Ein schmaler Grat: Hellwach


Um an einem Klavierwettbewerb teilzunehmen, bleibt Kiri daheim zurück, während ihre Eltern in den Urlaub gefahren sind. Mit ihrer Band, bestehend aus ihr selbst und ihrem besten Freund Lukas, wollen sie außerdem an einem lokalen Bandwettbewerb teilnehmen. Alles ist strikt durchgeplant, ihre Klavierübungsstunden, die Bandproben, ihr Tagesablauf. Keine Sekunde bleibt ungenutzt. Vielleicht doch die eine oder andere, wenn sie Lukas anschwärmt.
Doch dann bringt ein Anruf von einem Unbekannten alles durcheinander. Er behauptet, er habe Kiris Schwester Sukey gekannt – ihre tote Schwester, die, über die sie daheim niemals reden. Der unbekannte Anrufer sagt, er habe noch Sachen von Sukey. Kiri ist sprachlos und weiß nicht, was sie tun soll. Ohne es wirklich bewusst entschieden zu haben, findet sich auf ihrem Fahrrad auf dem Weg nach Downtown wieder. Denn es geht ja um Sukey, ihre Sukey. In Downtown wartet allerdings mehr auf Kiri als nur die Wahrheit um ihre Schwester – es wird verrückt, verrückter und wilder, als Kiri es sich je hätte träumen lassen.

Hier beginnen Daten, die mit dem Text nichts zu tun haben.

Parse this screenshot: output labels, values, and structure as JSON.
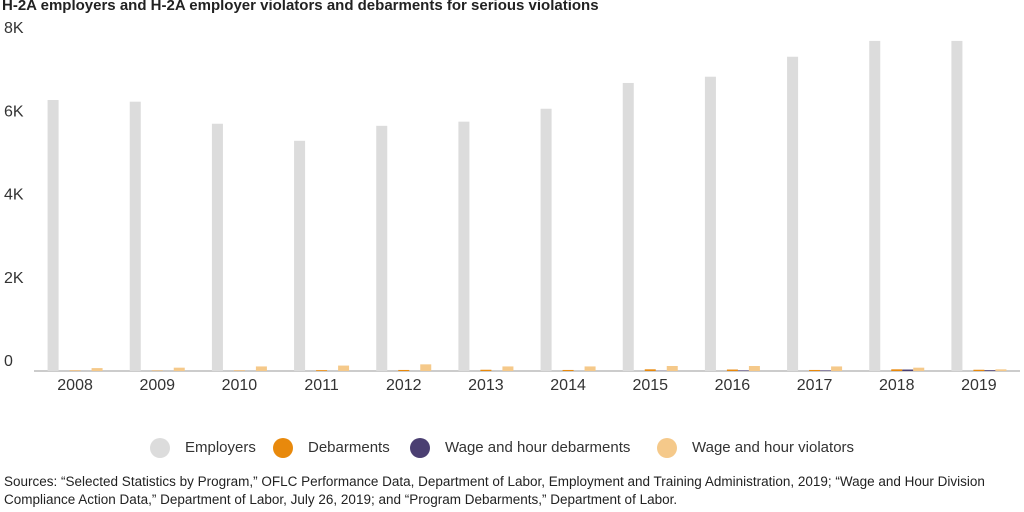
{
  "chart_data": {
    "type": "bar",
    "title": "H-2A employers and H-2A employer violators and debarments for serious violations",
    "categories": [
      "2008",
      "2009",
      "2010",
      "2011",
      "2012",
      "2013",
      "2014",
      "2015",
      "2016",
      "2017",
      "2018",
      "2019"
    ],
    "series": [
      {
        "name": "Employers",
        "color": "#dcdcdc",
        "values": [
          6510,
          6470,
          5940,
          5530,
          5890,
          5990,
          6300,
          6920,
          7070,
          7550,
          7930,
          7930
        ]
      },
      {
        "name": "Debarments",
        "color": "#e8890c",
        "values": [
          10,
          8,
          10,
          20,
          25,
          30,
          25,
          40,
          35,
          25,
          40,
          30
        ]
      },
      {
        "name": "Wage and hour debarments",
        "color": "#4b3f72",
        "values": [
          0,
          0,
          0,
          0,
          0,
          0,
          0,
          5,
          15,
          15,
          35,
          20
        ]
      },
      {
        "name": "Wage and hour violators",
        "color": "#f5c98a",
        "values": [
          70,
          80,
          110,
          130,
          160,
          110,
          110,
          120,
          120,
          110,
          80,
          40
        ]
      }
    ],
    "ylim": [
      0,
      8000
    ],
    "yticks": [
      0,
      {
        "value": 2000,
        "label": "2K"
      },
      {
        "value": 4000,
        "label": "4K"
      },
      {
        "value": 6000,
        "label": "6K"
      },
      {
        "value": 8000,
        "label": "8K"
      }
    ],
    "grid": false,
    "source": "Sources: “Selected Statistics by Program,” OFLC Performance Data, Department of Labor, Employment and Training Administration, 2019; “Wage and Hour Division Compliance Action Data,” Department of Labor, July 26, 2019; and “Program Debarments,” Department of Labor."
  }
}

„Das Leben meiner Eltern ist so strahlend, als wäre es gar nicht echt. Es hat eine klinisch saubere Frische wie Schnittblumen, eingeschweißt in Zellophan. Mir wird schwindelig davon. Seit dem Tod meiner Schwester weiß ich, Leben ist Chaos. (...) Ich bin hellwach, von innen beleuchtet, und begreife, dass das Universum mir heute Nach einen Einblick schenken will – einen Einblick in etwas Großes. Und ich habe Angst, dass sich diese Tür zu etwas Wunderschönem vielleicht schließt und nie wieder öffnet, wenn ich die Chance jetzt nicht nutze.“

Hilary T. Smiths „Hellwach“ beeindruckt durch die rauschhafte emotionale Intensität, mit welcher die psychische Entgleisung der Protagonistin geschildert wird.
Aus der Suche nach dem Leben ihrer verstorbenen großen Schwester, die schon lange zuvor auf Grund ihres absolut nicht mittelständischen Künstlerlebensstils bei den Eltern in Ungnade gefallen war, findet Kiri weit mehr als nur die Wahrheit über Sukey. Was ihr immer glamourös und frei erschienen war, entpuppt sich als trostloses und tragisches Leben am Rand der Gesellschaft. Auf ihren, den Eltern verschwiegenen, Nachforschungen in Downtown begegnet sie auch Skunk, einem Musiker, der wie ihre Schwester den Pfad des „Normalen“ schon lange verlassen hat. Vergessen ist Lukas, der sie kaum je eines Blickes gewürdigt hat und stattdessen lieber mit anderen Mädchen ausgeht. Gemeinsam mit Skunk versucht sie, ihrer Schwester, von der sie so wenig Wahres wusste, auf die Spur zu kommen. Dabei rutscht sie selbst unmerklich Stück für Stück emotional weiter ab. Vergessen sind die Tagespläne, die Übungsstunden. Kiri beginnt unkonventionell zu denken, hat Stimmungsschwankungen und geht schließlich völlig in ihren zunehmend manischen Episoden auf. So frei, so kreativ und wahrhaftig hat sie sich in ihrem kleinen, eingeschränkten Leben noch nie gefühlt. Ganz nah kommt sie etwas Unfassbarem, etwas, das den meisten Menschen entgeht. In dieser produktiven Höchststimmung macht sie gemeinsam mit Skunk Musik, wie sie es zuvor nie gekonnt hätte: ungehemmt, roh, wahr, schön. Aber ewig kann der Rausch nicht andauern, denn Kiris Verhalten entgleist mehr und mehr, eine Abwärtsspirale deren Ende immer schneller in Sicht kommt ...
„Hellwach“ trifft mit seiner schonungslosen Sprache, mit welcher die psychologischen Abgründe der Protagonistin einfühlsam und präzise ausgelotet werden. Smiths Roman spricht viele Themen an, Selbstfindung, psychische Krankheiten wie auch den Umgang mit diesen in einer Gesellschaft, die solche unliebsamen „Fehler“ lieber verschweigt. „Hellwach“ ist ein absolut großartiger Roman, dessen soghafte Abwärtsspirale jeden Leser mit sich reißt und ob seiner ungeschönten Rohheit sprachlos macht.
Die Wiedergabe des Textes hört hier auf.